Here are three beginnings of letters:
Dear Friend in Christ,
Children are our most vulnerable brothers and sisters. As we work to embody their humble and loving qualities in our daily lives, we also have a responsibility to help protect them as they grow.
How many people will be drawn in by philosophical speculation on our responsibilities toward children? Answer: Almost none. Remember, direct mail is a quick-hit medium. It's often read with the recycle bin at hand. To survive that harsh reality, your message has to engage readers with action.
Our Meals on Wheels Program was created around one central idea: our neighbors here in Seattle and King County should not be left alone and hungry as they grow old.
Do you really think Uncle Maynard has been wondered why your Program was created?

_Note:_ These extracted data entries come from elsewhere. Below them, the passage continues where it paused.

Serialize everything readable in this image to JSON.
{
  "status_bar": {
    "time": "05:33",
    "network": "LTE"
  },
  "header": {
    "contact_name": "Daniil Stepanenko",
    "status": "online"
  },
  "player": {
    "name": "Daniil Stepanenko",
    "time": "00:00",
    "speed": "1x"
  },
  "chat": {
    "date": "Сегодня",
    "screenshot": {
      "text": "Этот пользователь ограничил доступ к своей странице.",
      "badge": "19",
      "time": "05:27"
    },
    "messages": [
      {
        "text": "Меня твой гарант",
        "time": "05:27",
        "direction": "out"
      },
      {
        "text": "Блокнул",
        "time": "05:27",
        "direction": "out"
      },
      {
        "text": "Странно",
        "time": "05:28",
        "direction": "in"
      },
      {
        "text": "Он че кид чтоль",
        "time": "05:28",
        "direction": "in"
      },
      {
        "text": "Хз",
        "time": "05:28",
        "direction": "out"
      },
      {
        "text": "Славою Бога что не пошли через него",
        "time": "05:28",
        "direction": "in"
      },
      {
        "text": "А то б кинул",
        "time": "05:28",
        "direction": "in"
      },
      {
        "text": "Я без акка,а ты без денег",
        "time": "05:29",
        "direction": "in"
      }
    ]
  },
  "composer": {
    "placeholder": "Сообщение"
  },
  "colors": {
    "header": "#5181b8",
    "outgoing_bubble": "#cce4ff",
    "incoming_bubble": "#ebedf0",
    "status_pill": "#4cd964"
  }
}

He's more likely than most to give a rip. But even Uncle Maynard is far more interested in what he can do to make the world a better place.
Even in the most difficult situations, hope can overcome despair.
That's not just wishful thinking -- it's the daily experience of over 31,000 Doctors Without Borders/Medecins Sans Frontieres (MSF) staff who act to deliver lifesaving emergency medical care to people trapped in desperate circumstances.
Most people probably agree that hope can overcome despair. That's nice. But why would that mild commonplace wisdom engage anyone. Even more, why would the number of MSF staff be of any interest at all?
These three letter beginnings share a quality that's all too common in fundraising: Navel gazing.
They assume people want to be told about themselves and their thoughts and speculations.
They're like that guy we've all encountered who starts the conversation with something like, Let me tell you about my trip to Belize....
Sometimes the trip to Belize turns out to be interesting. Usually not. But the problem, either way, is he thinks the purpose of the conversation is to fill your head with information about him.
You know that guy, right?
Don't be that guy in your fundraising!
Start your letter by talking to the donor about the donor. About the problem she can help solve. About the difference she can make. About her values and her importance in the world.
Don't tell her how cool your organization is. Don't try to lead her into your wandering thoughts on why we should care about your cause. She already cares ... it's up to you to show her why and how she can take action.
That's what will give her a reason to keep reading. And why she just might respond.